Sure thing. Here’s the first command:

-- Reboot --
Jan 11 12:00:19 *** systemd[1]: Starting Network Time Synchronization...
Jan 11 12:00:19 *** systemd[1]: Started Network Time Synchronization.
Jan 11 12:00:23 *** systemd-timesyncd[743]: Network configuration changed, trying to establish connection.
Jan 11 12:00:24 *** systemd-timesyncd[743]: Network configuration changed, trying to establish connection.
Jan 11 12:00:52 *** systemd-timesyncd[743]: Initial synchronization to time server 91.189.89.199:123 (ntp.ubuntu.com).
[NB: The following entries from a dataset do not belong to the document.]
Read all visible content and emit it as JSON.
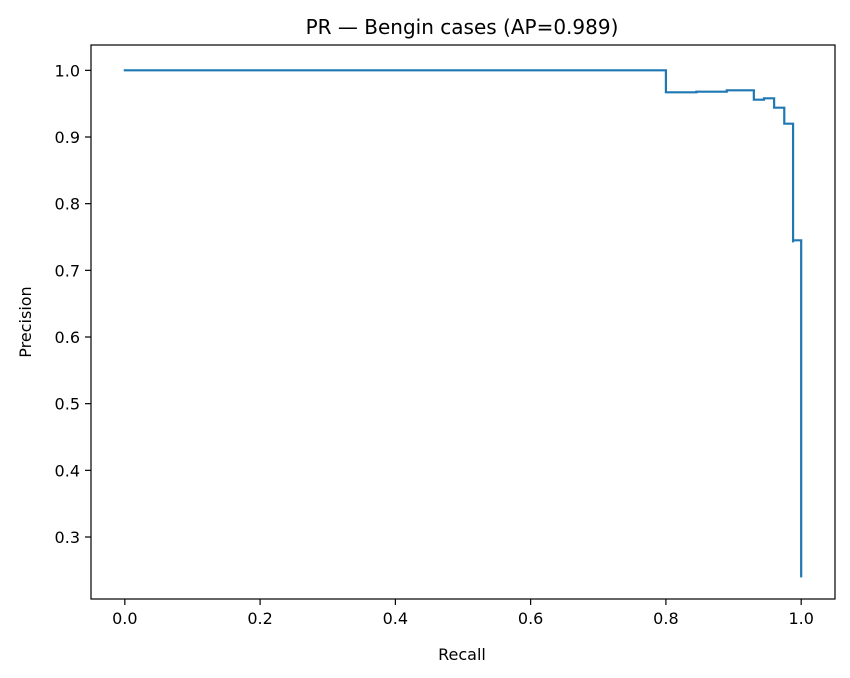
{
  "chart_data": {
    "type": "line",
    "title": "PR — Bengin cases (AP=0.989)",
    "xlabel": "Recall",
    "ylabel": "Precision",
    "xlim": [
      -0.05,
      1.05
    ],
    "ylim": [
      0.207,
      1.038
    ],
    "xticks": [
      0.0,
      0.2,
      0.4,
      0.6,
      0.8,
      1.0
    ],
    "xtick_labels": [
      "0.0",
      "0.2",
      "0.4",
      "0.6",
      "0.8",
      "1.0"
    ],
    "yticks": [
      0.3,
      0.4,
      0.5,
      0.6,
      0.7,
      0.8,
      0.9,
      1.0
    ],
    "ytick_labels": [
      "0.3",
      "0.4",
      "0.5",
      "0.6",
      "0.7",
      "0.8",
      "0.9",
      "1.0"
    ],
    "grid": false,
    "series": [
      {
        "name": "PR curve",
        "color": "#1f77b4",
        "step": "post",
        "x": [
          0.0,
          0.8,
          0.8,
          0.845,
          0.89,
          0.93,
          0.945,
          0.96,
          0.975,
          0.988,
          0.988,
          1.0,
          1.0
        ],
        "y": [
          1.0,
          1.0,
          0.967,
          0.968,
          0.97,
          0.956,
          0.958,
          0.944,
          0.92,
          0.742,
          0.745,
          0.745,
          0.241
        ]
      }
    ]
  }
}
Jan 11 16:00:34 *** systemd[1]: Stopping Network Time Synchronization...
Jan 11 16:00:34 *** systemd[1]: systemd-timesyncd.service: Succeeded.
Jan 11 16:00:34 *** systemd[1]: Stopped Network Time Synchronization.
-- Reboot --
Jan 12 08:03:34 *** systemd[1]: Starting Network Time Synchronization...
Jan 12 08:03:34 *** systemd[1]: Started Network Time Synchronization.
Jan 12 08:03:38 *** systemd-timesyncd[740]: Network configuration changed, trying to establish connection.
Jan 12 08:03:38 *** systemd-timesyncd[740]: Network configuration changed, trying to establish connection.
Jan 12 08:03:39 *** systemd-timesyncd[740]: Network configuration changed, trying to establish connection.
Jan 12 08:04:09 *** systemd-timesyncd[740]: Initial synchronization to time server 91.189.91.157:123 (ntp.ubuntu.com).

It’s not allowing me to run the second command “Failed to create bus connection: No such file or directory”. However, I did use the date command and didn’t notice anything funny. It stays in sync with my computer clock.